Dengan latar belakang pendidikan yang sangat kuat, Romo Mudji merasa terpanggil untuk membagikan pengetahuannya kepada generasi muda. Ia mengajar di Sekolah Tinggi Filsafat (STF) Driyarkara, menjadi mentor bagi banyak mahasiswa yang ingin mendalami filsafat.
Pendidikan dan pengalamannya di luar negeri memberikan perspektif yang luas, yang kemudian ia aplikasikan dalam ajarannya. Ia tidak hanya mengajar teori-teori filsafat, tetapi juga mengaitkannya dengan praktik kehidupan sehari-hari.
Sumbangsih dalam dunia keagamaan dan sosial
Romo Mudji bukan hanya seorang rohaniwan dan akademisi, tetapi juga seorang aktivis sosial. Ia dilibatkan dalam Komisi Pemilihan Umum (KPU) pada periode 2001-2005, meski saat itu ia memutuskan mundur untuk berfokus pada pengajaran.
Keterlibatannya dalam KPU menunjukkan komitmennya terhadap demokrasi dan keadilan sosial. Ia percaya bahwa setiap individu memiliki hak untuk terlibat dalam proses pengambilan keputusan yang memengaruhi kehidupan mereka.
Dengan kemampuan komunikasi yang baik, Romo Mudji sering menyampaikan pesan-pesan moral yang mendalam kepada masyarakat. Keterlibatannya dalam kegiatan sosial menjadikannya figur yang sangat dihormati di komunitasnya.
Karya-karya Sastra dan Budaya
Di samping karirnya sebagai rohaniwan dan akademisi, Romo Mudji juga dikenal sebagai penulis produktif. Beberapa karyanya, terutama di bidang puisi, mendapat perhatian luas dari masyarakat.
Buku-buku seperti “Ziarah Anggur,” yang merupakan kumpulan puisi, mencerminkan kedalaman pikirannya serta kepekaannya terhadap kehidupan. Romo Mudji juga menulis buku puisi lainnya, termasuk “Tu(l)ah Kata” dan “Sunyi yang Berbisik.”
Ia tidak hanya menulis, tetapi juga aktif dalam dunia seni. Kegiatan pameran lukisan, seperti pameran “Dari Gereja ke Gereja,” menunjukkan bahwa ia memiliki bakat di bidang seni visual. Seni dan puisi bagi Romo Mudji adalah dua medium untuk mengekspresikan pemikirannya.
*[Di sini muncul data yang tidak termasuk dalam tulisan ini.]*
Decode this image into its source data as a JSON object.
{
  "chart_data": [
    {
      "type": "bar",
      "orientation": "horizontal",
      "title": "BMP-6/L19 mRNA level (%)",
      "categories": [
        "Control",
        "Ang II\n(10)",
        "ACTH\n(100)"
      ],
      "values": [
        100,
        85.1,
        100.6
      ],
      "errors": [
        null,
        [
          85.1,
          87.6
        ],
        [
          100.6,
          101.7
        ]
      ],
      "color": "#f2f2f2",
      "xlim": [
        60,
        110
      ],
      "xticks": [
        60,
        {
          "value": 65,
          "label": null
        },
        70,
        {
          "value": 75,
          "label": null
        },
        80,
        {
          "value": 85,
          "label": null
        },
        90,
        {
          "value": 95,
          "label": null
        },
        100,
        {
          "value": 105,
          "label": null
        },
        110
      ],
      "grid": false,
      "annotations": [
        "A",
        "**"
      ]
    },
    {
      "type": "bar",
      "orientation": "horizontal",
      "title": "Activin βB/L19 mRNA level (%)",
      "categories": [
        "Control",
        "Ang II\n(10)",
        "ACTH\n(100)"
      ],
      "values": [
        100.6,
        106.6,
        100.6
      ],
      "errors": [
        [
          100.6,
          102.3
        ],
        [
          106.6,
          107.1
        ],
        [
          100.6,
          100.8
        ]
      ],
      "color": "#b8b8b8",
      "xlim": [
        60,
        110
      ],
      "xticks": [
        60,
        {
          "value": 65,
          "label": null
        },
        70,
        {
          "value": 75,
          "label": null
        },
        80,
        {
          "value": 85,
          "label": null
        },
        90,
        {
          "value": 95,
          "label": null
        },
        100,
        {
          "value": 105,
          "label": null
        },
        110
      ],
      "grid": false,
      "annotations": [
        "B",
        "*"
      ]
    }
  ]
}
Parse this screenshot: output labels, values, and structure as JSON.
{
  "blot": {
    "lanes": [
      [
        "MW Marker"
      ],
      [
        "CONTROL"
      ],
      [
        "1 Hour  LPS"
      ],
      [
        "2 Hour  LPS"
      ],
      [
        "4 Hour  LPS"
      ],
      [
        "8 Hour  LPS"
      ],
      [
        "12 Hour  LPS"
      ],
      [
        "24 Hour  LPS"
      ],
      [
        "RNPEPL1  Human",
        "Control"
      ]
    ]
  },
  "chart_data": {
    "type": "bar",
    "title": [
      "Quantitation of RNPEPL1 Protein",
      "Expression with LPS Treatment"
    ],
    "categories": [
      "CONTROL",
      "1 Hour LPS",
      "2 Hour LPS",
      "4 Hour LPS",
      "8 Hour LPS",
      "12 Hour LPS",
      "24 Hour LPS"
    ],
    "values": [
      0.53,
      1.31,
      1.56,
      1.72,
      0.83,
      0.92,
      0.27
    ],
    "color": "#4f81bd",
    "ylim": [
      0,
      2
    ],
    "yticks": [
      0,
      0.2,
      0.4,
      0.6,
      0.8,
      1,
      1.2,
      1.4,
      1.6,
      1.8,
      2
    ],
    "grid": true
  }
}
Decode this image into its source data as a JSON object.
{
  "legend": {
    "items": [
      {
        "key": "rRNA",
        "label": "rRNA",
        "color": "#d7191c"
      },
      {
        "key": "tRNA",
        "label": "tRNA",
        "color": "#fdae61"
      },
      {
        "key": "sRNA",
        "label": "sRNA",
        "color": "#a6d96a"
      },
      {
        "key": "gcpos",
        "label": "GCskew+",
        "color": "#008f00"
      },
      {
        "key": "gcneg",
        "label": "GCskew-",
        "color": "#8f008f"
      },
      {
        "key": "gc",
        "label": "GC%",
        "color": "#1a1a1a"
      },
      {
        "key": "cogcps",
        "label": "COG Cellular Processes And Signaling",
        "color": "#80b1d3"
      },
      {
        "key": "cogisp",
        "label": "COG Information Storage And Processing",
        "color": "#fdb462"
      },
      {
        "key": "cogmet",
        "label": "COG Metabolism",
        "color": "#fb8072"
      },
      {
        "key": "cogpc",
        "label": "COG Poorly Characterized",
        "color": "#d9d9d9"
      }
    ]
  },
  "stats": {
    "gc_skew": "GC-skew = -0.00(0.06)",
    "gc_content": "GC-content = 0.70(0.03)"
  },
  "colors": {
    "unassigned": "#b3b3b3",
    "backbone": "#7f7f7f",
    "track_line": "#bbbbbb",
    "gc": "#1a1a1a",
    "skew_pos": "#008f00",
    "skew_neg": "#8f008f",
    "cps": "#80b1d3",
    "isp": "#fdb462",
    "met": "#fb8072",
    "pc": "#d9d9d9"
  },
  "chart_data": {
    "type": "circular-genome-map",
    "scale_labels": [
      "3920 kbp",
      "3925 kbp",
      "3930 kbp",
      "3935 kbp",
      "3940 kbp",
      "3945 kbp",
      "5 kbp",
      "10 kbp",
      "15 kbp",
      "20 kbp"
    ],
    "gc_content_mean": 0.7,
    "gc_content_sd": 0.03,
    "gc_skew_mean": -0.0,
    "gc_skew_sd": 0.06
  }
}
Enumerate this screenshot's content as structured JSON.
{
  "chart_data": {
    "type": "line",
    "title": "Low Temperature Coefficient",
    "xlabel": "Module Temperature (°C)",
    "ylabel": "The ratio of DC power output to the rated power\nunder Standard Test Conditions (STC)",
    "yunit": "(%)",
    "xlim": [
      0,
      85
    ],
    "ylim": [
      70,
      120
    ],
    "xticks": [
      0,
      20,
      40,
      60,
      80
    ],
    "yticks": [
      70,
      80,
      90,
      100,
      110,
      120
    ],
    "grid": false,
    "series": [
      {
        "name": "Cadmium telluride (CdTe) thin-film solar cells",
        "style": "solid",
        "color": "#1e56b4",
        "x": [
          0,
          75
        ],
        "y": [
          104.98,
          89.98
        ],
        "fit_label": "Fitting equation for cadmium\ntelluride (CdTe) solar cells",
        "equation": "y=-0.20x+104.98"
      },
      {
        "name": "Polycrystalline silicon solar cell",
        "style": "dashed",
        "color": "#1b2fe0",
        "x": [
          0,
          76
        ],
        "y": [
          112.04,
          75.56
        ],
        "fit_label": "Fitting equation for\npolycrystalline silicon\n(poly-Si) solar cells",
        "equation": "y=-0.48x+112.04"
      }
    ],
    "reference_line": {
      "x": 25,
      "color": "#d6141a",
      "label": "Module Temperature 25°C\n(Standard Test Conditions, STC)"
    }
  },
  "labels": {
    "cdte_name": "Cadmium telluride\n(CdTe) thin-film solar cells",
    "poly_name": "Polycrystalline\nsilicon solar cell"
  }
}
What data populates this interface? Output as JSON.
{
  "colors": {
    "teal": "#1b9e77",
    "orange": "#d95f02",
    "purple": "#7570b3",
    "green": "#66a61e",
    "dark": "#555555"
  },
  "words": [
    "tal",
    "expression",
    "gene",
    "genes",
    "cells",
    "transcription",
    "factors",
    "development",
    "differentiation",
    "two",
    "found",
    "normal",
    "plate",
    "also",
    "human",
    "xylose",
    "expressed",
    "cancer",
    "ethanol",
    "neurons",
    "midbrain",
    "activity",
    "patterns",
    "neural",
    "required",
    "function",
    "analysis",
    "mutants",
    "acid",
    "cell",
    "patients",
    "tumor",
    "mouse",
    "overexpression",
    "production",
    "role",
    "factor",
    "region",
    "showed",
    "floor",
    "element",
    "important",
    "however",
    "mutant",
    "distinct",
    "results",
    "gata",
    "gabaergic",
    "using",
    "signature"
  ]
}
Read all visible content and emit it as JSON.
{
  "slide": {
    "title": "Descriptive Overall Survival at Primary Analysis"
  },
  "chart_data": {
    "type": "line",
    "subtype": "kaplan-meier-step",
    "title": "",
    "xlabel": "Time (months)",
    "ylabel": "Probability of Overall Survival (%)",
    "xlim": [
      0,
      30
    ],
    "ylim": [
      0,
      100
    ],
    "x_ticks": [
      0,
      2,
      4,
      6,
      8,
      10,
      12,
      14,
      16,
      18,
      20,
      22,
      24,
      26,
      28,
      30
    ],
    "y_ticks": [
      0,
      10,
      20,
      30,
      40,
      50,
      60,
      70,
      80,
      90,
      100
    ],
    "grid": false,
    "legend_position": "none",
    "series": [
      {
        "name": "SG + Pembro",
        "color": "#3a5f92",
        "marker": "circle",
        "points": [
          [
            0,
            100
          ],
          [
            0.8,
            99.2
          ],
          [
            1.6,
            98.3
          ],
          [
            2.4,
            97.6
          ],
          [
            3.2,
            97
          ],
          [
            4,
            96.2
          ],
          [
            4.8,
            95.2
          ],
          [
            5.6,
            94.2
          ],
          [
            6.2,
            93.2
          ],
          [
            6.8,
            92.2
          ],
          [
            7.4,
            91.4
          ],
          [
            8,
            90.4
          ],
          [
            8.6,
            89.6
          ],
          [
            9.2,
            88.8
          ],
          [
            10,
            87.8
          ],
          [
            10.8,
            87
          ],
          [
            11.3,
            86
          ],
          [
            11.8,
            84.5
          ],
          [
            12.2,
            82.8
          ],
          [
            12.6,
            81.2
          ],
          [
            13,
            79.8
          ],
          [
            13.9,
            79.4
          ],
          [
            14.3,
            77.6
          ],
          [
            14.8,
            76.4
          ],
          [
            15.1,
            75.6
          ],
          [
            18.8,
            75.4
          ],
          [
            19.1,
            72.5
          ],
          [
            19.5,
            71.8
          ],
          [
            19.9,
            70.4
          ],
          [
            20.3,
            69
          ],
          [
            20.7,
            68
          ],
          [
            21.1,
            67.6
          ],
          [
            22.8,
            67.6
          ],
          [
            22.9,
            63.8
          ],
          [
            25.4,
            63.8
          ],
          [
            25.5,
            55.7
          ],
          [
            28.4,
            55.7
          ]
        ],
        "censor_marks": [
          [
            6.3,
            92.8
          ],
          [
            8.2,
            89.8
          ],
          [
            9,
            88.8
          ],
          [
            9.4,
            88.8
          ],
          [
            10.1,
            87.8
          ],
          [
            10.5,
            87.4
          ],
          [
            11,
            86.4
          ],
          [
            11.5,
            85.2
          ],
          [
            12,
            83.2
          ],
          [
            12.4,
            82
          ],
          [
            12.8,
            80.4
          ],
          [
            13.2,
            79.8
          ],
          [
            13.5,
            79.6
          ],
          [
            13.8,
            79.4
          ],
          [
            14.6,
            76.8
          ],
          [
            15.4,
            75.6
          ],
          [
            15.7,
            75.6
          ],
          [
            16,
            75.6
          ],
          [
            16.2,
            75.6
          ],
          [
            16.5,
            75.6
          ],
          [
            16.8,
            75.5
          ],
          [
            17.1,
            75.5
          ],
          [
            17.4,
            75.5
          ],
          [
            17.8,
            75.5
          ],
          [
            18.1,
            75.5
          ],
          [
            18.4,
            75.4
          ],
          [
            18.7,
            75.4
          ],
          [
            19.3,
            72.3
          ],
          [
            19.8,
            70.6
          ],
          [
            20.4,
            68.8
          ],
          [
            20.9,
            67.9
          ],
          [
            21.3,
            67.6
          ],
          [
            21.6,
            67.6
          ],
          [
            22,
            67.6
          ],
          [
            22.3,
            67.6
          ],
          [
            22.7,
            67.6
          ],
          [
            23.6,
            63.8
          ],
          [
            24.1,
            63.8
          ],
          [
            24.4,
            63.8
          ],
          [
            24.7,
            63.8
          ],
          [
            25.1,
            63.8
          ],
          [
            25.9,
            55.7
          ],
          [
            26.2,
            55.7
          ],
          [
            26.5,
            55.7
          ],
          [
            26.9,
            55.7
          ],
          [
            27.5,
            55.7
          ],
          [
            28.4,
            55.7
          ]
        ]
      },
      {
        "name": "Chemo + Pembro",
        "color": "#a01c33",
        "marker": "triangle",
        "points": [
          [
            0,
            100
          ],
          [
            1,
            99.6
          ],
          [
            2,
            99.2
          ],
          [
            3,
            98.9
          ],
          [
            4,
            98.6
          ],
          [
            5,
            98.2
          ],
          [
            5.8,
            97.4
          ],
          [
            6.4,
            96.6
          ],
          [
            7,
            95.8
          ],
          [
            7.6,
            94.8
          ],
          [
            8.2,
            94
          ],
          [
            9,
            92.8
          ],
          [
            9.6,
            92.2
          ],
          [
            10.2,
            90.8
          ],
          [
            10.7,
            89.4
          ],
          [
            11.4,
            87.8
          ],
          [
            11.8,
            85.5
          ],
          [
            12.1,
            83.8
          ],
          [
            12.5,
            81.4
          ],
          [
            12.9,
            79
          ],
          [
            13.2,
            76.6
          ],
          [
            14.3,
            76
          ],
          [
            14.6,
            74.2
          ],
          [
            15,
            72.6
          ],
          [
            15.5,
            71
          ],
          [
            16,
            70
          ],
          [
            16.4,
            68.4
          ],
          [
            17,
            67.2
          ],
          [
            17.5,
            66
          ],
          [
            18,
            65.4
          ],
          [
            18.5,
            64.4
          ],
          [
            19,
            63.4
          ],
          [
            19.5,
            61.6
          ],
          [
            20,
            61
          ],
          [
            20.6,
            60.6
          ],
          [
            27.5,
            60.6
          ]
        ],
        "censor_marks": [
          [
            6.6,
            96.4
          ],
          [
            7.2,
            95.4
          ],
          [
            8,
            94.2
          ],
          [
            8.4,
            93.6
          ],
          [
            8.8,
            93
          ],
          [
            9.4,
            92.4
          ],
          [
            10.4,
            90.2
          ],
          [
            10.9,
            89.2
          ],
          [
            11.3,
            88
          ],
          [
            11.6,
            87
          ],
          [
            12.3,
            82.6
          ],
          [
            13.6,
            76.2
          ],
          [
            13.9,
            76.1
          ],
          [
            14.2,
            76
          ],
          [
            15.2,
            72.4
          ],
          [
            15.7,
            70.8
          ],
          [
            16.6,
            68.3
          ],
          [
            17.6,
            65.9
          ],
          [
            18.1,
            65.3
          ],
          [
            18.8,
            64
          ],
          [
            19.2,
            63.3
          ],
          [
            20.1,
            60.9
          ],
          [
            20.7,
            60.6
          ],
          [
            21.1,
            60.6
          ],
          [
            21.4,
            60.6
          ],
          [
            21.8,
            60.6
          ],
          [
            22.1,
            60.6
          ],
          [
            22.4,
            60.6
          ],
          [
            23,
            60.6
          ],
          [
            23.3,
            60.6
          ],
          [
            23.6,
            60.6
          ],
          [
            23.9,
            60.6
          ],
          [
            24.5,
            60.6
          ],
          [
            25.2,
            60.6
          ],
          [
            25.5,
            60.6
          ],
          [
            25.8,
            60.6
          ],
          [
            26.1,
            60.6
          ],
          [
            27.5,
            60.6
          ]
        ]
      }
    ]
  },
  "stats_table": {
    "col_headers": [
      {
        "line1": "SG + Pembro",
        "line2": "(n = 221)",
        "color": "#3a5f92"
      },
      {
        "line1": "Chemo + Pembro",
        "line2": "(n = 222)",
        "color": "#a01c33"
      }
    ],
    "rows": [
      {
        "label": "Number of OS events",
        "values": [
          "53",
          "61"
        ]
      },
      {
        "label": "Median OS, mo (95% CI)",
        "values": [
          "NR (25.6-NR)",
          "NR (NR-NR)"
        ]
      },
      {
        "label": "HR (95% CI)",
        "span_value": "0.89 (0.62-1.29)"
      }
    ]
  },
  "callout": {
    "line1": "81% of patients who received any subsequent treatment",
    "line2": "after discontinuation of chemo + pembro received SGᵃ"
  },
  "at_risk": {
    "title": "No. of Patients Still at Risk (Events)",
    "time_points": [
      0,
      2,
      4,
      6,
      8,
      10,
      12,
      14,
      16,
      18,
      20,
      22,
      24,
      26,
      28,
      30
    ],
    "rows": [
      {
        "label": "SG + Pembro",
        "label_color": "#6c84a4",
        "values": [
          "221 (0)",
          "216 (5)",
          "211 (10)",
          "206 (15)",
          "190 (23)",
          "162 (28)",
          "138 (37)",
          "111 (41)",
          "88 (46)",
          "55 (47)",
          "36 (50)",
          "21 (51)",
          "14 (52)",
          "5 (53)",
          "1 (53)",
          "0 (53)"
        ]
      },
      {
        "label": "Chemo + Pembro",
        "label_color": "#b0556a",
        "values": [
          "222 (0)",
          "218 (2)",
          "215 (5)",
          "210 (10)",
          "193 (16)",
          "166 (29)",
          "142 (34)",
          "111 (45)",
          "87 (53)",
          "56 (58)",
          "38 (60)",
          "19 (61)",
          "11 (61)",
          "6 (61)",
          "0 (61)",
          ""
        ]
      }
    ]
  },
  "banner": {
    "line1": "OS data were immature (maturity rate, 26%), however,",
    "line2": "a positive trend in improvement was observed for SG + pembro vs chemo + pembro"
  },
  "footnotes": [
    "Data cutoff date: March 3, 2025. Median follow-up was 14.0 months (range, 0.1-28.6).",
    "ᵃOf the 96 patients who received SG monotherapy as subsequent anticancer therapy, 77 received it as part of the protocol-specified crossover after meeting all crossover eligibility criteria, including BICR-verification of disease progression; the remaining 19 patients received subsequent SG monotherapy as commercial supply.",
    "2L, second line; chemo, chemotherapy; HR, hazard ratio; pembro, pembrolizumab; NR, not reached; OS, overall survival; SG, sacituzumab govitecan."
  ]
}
Penghormatan dan Perpisahan Akhir
Kepergian Romo Mudji membawa duka mendalam terutama bagi kalangan akademis dan gereja. Upacara persemayaman diadakan di Colese Canisius, Menteng, Jakarta, pada Senin, 29 Desember 2025.
Misa Requiem yang digelar pada tanggal yang sama menjadi kesempatan bagi banyak orang untuk memberikan penghormatan terakhir. Misa ini merupakan ritual penting dalam Gereja Katolik yang bertujuan untuk mendoakan arwah orang yang telah meninggal.
Pemakaman dilaksanakan pada 31 Desember di Taman Maria Ratu Damai, Ungaran, Jawa Tengah. Keluarga, sahabat, dan para muridnya hadir untuk memberikan penghormatan terakhir kepada sosok yang telah banyak berkontribusi bagi masyarakat.